3. Can I train a squirrel to be a pet?

  • Answer: Yes, it is possible to train a squirrel to be a pet with patience, consistency, and an understanding of squirrel behavior. Positive reinforcement techniques can be used to teach squirrels simple tasks and interactions.

4. Can baby squirrels be kept as pets?

  • Answer: Baby squirrels, or kits, may seem like cute pet options, but they have unique dietary and developmental needs. Proper care requires specialized knowledge, and permits may be necessary for their legal ownership.

5. What are the dietary needs of pet squirrels?

  • Answer: Pet squirrels require a balanced diet consisting of nuts, seeds, fruits, vegetables, and protein sources like insects or lean meat to ensure proper nutrition and health.

6. How can I provide environmental enrichment for a pet squirrel?

  • Answer: Pet squirrels need a spacious and enriched environment with climbing structures, branches, and platforms to mimic their natural habitat. Some owners may also provide supervised outdoor access for additional stimulation.

7. What is the lifespan of a pet squirrel?

  • Answer: The lifespan of a pet squirrel can vary depending on factors such as species, genetics, diet, and quality of care. On average, they can live anywhere from 5 to 10 years or more in captivity with proper care.

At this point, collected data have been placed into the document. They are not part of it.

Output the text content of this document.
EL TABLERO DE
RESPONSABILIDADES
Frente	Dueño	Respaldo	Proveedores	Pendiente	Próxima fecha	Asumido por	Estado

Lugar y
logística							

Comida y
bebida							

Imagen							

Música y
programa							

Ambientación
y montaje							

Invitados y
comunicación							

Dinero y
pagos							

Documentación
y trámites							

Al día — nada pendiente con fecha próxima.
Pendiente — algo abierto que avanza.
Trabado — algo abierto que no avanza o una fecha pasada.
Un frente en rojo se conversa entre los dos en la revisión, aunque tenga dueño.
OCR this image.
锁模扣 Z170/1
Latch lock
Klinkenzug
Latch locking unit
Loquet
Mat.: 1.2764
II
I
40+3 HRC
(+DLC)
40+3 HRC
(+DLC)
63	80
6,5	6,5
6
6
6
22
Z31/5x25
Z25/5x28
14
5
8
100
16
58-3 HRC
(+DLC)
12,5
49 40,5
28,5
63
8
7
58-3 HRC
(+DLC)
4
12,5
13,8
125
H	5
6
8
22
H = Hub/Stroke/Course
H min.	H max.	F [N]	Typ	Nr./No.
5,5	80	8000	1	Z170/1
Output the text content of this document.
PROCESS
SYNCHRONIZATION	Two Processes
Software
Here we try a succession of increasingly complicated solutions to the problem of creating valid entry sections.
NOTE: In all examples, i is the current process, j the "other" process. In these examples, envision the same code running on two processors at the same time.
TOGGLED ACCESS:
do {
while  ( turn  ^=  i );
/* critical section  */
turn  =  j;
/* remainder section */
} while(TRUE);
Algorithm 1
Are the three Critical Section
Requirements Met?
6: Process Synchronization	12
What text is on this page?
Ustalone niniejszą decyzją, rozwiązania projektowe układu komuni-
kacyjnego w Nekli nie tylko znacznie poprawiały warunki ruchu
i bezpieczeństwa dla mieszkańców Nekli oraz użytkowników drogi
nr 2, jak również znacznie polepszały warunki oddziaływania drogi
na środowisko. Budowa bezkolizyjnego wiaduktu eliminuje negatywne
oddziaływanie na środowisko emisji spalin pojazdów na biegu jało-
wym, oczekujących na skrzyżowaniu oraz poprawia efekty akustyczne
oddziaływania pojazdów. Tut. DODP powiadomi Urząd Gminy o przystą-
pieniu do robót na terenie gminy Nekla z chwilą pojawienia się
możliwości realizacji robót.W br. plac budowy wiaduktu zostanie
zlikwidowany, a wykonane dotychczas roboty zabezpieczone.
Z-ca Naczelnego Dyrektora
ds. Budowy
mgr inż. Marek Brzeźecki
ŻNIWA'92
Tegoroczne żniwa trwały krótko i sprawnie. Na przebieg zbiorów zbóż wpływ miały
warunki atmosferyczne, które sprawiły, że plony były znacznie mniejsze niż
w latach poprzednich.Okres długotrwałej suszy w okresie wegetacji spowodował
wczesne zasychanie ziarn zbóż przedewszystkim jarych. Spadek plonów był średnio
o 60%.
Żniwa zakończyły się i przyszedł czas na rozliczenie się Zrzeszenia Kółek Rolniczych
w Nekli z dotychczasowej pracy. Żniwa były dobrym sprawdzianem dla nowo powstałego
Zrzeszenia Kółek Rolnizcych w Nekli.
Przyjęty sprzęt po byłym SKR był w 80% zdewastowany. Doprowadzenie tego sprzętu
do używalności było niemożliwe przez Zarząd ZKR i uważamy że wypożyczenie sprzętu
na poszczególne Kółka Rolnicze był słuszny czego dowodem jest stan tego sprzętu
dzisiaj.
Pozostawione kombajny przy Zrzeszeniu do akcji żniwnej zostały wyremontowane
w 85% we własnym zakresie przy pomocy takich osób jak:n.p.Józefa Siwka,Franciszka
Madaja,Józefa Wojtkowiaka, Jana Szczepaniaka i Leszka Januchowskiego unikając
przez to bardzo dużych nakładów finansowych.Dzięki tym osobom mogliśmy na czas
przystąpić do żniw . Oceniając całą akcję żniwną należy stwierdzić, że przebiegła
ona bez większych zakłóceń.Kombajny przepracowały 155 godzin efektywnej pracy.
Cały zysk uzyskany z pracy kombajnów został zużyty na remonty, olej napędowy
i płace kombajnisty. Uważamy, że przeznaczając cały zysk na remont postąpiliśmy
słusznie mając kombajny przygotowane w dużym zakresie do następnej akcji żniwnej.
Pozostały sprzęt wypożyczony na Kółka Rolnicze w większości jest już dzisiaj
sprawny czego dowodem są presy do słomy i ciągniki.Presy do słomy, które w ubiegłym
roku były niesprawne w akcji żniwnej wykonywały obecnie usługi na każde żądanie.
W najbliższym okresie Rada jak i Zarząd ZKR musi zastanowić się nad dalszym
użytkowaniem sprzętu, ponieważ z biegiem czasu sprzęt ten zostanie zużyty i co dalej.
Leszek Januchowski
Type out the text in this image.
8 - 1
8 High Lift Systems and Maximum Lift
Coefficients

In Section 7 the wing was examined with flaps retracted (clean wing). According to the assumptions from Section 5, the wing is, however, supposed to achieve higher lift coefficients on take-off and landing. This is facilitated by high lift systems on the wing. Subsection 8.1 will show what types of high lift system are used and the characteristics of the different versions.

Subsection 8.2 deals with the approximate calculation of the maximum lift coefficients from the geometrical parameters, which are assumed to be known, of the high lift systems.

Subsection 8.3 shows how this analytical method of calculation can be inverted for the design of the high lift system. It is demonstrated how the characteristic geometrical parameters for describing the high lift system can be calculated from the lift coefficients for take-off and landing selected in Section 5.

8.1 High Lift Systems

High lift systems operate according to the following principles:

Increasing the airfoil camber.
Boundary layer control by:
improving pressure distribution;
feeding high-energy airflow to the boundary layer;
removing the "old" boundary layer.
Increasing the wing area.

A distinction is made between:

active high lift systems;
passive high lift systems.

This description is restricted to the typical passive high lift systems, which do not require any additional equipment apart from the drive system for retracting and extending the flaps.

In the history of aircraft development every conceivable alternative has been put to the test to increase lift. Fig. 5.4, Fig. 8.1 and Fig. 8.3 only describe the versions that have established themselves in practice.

8. Are squirrels good pets?

  • Answer: While squirrels can form bonds with their human caregivers and provide companionship, they may not be suitable pets for everyone. Owners must be prepared to meet their unique needs and requirements.
About Sabrina Tulip

I'm Sabrina Tulip, and I have a deep passion for all things animal world. I'm committed to helping others who loves wild animals. Reach out to me at for gardening advice and tips. Let's make the world a little greener together!